Destinatari del messaggio protofilosofico
A chi si indirizzavano il messaggio e la sfida di questi protofilosofi? In primo luogo, a un gruppo ristretto di seguaci e discepoli, che in certi casi, come per i pitagorici, poteva trasformarsi in una vera e propria setta religiosa. Ma, in secondo luogo, essi si rivolgevano agli uomini in generale, in cui però si può riconoscere la comunità cittadina in cui questi sapienti agivano, predicando forse nelle sue piazze (come Empedocle), o davanti ai suoi templi, o nel corso delle sue festività politiche e religiose (come forse Eraclito e Parmenide).
Potenza e importanza del messaggio
Una cosa è comunque certa: la potenza e l’importanza del messaggio di questi maestri di verità, la condizione sovrumana che essi si attribuivano e che veniva loro riconosciuta dai discepoli, fanno sì che la loro pretesa di verità sia immediatamente accompagnata da una pretesa al potere sulla comunità umana. Comprendere, accettare e seguire il loro messaggio significa mutare la vita di individui e città, riconoscere nuove norme morali, politiche, religiose e nuove concezioni del mondo. Dunque i maestri di verità sono anche “maestri di vita”, e perciò destinati al comando sulla vita degli uomini.
Successi e insuccessi dei maestri
In alcuni casi, e per un certo periodo di tempo, questa pretesa di regalità filosofica ha successo: Pitagora e i pitagorici esercitano per qualche decennio il governo su alcune città della Magna Grecia, Parmenide è probabilmente legislatore della città di Elea, mentre una sorte meno felice tocca forse a Eraclito, ignorato dai suoi concittadini di Efeso benché vantasse una discendenza dagli antichi sovrani della città.

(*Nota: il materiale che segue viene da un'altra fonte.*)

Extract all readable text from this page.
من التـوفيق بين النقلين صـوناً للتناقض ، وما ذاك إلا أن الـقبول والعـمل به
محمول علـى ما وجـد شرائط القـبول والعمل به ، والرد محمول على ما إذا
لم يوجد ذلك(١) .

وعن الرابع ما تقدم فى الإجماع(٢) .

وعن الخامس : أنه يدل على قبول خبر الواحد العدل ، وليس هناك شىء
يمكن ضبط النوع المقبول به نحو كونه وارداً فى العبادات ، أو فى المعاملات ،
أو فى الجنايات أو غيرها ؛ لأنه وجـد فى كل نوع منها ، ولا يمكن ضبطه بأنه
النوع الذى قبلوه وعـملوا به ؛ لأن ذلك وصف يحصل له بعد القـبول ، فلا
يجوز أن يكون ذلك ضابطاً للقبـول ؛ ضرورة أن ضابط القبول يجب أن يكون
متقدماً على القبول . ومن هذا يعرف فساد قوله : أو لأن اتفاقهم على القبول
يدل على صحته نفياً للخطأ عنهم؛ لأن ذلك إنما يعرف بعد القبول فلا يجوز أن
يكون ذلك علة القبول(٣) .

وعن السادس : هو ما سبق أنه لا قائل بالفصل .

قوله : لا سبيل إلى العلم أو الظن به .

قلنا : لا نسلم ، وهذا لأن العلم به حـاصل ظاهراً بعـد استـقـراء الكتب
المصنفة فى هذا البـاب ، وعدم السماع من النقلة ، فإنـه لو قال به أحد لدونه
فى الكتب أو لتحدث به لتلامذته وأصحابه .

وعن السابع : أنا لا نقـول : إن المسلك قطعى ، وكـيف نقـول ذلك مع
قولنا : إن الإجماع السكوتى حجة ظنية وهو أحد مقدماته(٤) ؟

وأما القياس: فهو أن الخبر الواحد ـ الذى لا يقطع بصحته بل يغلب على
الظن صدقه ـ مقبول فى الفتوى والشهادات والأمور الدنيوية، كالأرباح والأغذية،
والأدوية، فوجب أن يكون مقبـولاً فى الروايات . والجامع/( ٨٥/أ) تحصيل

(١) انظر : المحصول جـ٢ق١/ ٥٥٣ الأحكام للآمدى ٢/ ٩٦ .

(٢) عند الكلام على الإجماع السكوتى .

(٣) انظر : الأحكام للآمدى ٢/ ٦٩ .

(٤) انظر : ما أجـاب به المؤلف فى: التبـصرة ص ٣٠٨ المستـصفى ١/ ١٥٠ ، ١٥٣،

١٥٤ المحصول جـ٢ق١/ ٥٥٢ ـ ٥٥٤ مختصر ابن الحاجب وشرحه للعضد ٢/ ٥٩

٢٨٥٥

Incerto è anche il destino di Empedocle, per quanto egli fosse circondato da un numeroso gruppo di seguaci.
Domande da interrogazione
- A chi si rivolgeva il messaggio dei protofilosofi?
- Qual è la potenza del messaggio dei maestri di verità?
- Quali sono alcuni esempi di successi e insuccessi dei maestri di verità?
Il messaggio dei protofilosofi si indirizzava principalmente a un gruppo ristretto di discepoli, ma anche alla comunità cittadina in generale, predicando in luoghi pubblici come piazze e templi (come indicato nel testo).
La potenza del messaggio risiede nella sua capacità di trasformare la vita degli individui e delle città, imponendo nuove norme morali, politiche e religiose, rendendo i maestri di verità anche “maestri di vita” (come descritto nel testo).
Esempi di successo includono Pitagora e i pitagorici, che governarono alcune città della Magna Grecia, mentre Eraclito fu ignorato dai suoi concittadini di Efeso, evidenziando le diverse fortune dei maestri (come riportato nel testo).